Anyway, a rough year for active investing in the Potato household. Lots of mistakes were made, and though I could write many posts on what they were and how to try to avoid them in the future, the simple fact is that attempting active investing makes mistakes possible. Yet I’m still on the fence, and not quite ready to go all-passive. Like Warren Buffett said, sometimes value investing just grabs you, immediately clicks, and you can’t stop thinking about buying a dollar for fifty cents.

4 Responses to “Active Investing Thoughts – 2011 Underperformance”

  1. Michael James Says:

    It sounds like you are in the same place I was some years ago. Despite the fact that I really enjoy money-related subjects, I decided I’d rather do other things than analyze individual stocks. Math puzzles interest me much more than trying to ferret out the lies in financial statements. No doubt some people really enjoy poring over annual reports, but I don’t miss it.

  2. Mike Holman Says:

    Very interesting article.

    I don’t think you should let one bad year discourage you. It sounds like you did ok previous to 2011 and unless you lost 90% of your portfolio in 2011, odds are that things will even out over time.

    Active investing with individual stocks is far less diversified than index investing and will have bigger ups and downs. You have to accept that the bad years will indeed be bad.

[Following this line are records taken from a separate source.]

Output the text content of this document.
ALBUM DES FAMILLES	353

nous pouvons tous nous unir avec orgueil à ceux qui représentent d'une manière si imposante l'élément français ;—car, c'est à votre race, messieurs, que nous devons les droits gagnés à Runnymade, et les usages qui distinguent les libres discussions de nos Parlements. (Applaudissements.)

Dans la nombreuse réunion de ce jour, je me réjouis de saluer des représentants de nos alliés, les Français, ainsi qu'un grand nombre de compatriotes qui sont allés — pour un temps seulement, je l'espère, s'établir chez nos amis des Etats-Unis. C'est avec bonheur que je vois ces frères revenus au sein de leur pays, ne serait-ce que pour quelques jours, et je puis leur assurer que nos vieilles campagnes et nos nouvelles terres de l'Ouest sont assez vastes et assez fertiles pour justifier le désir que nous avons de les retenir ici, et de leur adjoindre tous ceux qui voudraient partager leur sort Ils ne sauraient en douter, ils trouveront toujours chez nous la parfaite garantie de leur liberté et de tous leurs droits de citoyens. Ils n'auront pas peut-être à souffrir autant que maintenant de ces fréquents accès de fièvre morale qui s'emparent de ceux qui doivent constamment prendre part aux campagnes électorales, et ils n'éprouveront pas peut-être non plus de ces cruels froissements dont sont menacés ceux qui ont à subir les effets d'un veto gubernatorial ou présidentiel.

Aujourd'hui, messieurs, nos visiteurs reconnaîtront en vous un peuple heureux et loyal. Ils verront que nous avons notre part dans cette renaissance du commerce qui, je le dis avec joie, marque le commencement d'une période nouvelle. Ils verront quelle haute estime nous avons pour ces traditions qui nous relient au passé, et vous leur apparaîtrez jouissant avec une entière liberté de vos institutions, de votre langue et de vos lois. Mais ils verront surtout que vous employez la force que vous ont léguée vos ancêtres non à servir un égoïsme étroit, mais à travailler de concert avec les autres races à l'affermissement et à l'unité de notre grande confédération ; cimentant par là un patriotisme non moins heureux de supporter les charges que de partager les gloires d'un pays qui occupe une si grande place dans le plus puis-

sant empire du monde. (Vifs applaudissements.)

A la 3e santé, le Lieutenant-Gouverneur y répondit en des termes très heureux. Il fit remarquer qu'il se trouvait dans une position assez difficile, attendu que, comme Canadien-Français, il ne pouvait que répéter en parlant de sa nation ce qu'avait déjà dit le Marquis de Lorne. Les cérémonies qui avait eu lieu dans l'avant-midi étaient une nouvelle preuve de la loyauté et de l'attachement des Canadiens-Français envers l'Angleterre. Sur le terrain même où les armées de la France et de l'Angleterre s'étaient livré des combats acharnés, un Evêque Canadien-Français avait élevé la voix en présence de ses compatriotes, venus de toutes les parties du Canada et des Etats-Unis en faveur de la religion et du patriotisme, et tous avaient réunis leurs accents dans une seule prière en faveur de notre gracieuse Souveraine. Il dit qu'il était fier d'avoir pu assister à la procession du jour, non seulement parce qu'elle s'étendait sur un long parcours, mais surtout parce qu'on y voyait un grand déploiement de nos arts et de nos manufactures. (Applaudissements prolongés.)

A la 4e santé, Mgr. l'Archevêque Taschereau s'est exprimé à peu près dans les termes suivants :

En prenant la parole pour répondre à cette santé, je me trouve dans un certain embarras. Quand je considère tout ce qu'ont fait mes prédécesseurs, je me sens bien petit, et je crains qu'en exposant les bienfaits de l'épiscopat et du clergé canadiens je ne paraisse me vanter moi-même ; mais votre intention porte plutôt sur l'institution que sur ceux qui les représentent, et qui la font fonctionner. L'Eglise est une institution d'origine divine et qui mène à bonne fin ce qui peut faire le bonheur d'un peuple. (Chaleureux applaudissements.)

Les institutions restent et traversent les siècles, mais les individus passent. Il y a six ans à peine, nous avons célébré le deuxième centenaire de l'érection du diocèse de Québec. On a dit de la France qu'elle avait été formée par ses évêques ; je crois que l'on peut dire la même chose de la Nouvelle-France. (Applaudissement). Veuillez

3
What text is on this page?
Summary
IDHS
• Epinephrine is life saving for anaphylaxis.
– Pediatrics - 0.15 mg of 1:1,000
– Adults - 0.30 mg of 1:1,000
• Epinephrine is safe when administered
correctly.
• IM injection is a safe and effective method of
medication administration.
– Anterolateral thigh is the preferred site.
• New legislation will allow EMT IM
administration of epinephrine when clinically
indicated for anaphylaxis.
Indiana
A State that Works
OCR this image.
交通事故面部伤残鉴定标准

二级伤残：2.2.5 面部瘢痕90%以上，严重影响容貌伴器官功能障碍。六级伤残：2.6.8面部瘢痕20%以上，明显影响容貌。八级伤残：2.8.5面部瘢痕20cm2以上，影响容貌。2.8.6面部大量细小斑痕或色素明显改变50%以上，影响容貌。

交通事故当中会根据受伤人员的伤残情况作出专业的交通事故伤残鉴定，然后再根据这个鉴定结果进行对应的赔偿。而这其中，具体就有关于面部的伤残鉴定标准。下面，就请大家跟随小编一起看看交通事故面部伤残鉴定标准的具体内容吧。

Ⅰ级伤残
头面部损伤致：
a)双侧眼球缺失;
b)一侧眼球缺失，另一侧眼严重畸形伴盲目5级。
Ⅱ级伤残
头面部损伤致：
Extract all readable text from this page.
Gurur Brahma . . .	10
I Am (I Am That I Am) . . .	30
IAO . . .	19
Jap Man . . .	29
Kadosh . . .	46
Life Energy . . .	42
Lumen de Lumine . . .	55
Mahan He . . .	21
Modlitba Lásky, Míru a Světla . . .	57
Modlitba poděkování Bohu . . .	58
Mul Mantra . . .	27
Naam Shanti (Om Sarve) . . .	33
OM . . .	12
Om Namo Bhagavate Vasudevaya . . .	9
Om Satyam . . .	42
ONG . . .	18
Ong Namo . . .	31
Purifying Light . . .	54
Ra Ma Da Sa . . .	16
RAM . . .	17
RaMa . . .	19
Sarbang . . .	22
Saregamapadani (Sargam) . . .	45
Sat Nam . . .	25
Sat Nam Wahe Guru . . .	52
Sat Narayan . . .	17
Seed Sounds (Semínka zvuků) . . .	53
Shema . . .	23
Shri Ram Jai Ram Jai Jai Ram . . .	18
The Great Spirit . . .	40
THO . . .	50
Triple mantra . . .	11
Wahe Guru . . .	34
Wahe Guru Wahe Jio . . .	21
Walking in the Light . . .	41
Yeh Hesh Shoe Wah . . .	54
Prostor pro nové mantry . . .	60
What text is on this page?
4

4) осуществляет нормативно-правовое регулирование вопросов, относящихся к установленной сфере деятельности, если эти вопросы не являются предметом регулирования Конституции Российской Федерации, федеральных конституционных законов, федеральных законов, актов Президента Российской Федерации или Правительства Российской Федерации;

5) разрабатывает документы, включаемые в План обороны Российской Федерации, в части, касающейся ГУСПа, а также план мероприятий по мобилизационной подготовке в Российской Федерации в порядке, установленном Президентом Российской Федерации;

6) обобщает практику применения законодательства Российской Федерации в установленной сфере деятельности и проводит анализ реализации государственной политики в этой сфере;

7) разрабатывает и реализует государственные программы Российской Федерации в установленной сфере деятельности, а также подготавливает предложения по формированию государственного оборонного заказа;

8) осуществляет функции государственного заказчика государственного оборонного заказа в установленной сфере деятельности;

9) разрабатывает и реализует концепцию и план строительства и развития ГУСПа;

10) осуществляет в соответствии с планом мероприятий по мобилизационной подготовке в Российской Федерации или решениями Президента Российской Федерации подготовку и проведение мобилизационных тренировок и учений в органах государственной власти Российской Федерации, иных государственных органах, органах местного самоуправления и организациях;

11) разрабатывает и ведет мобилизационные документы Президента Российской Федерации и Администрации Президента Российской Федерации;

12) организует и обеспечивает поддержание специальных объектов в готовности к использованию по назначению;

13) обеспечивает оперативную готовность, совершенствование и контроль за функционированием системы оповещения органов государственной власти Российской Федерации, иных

    I very much agree with your point about the Canadian market being undiversified. Canadian index investing is just not good enough in my opinion.

    Rob Carrick had a great idea with his 2 minute portfolio.

    http://www.theglobeandmail.com/globe-investor/investment-ideas/portfolio-strategy/a-portfolio-that-rewards-simple-patient-investing/article1862307/

    My concern is that some industries don’t really exist in Canada in any meaningful way and including those kind of companies just because they are the only ones available, isn’t prudent.

    My answer is to diversify globally and have a small Canadian allocation. I think having too much of your portfolio in CDN$ is also risky.

  3. Potato Says:

    Well, between Rob Carrick already covering the core of the idea, and our long discussion about the shortcomings of sampling, it looks like I can just go ahead and delete that barely-started draft! ;)

    Mike: I wouldn’t say I’m discouraged. I think I learned a lot, and hope to do better. I know even if I can beat the indexes in the long run, active investing won’t do it each and every year.

    But I know that “The first principle is that you must not fool yourself -— and you are the easiest person to fool.” So to protect myself from thinking I’m the next Warren Buffett (or Walter Schloss or even the next Potato Sr.) I’ve got to limit how much I put at risk in the active portfolio. As for global diversification: my active portfolio is about 75-80% Canadian, but the passive one is only 33%.

    Wayfare has pointed out off-line that my little heuristic is not ideal in the sense that it’s a little like performance-chasing: putting more money into the side of the portfolio that was hot last year, rather than “buying low”. I just think the risk management aspect of not putting more money into an active strategy that’s not working is more important (and there is no rebalancing — passive stays passive, always — it’s just new money that gets redirected one way or the other).

  4. Alex C Says:

    I think you also have to figure time into the equation. If on a good year you are up 5% then that extra time you took pouring over statements seems worth it, but how do you feel about all that time you spent when you come out behind the benchmark?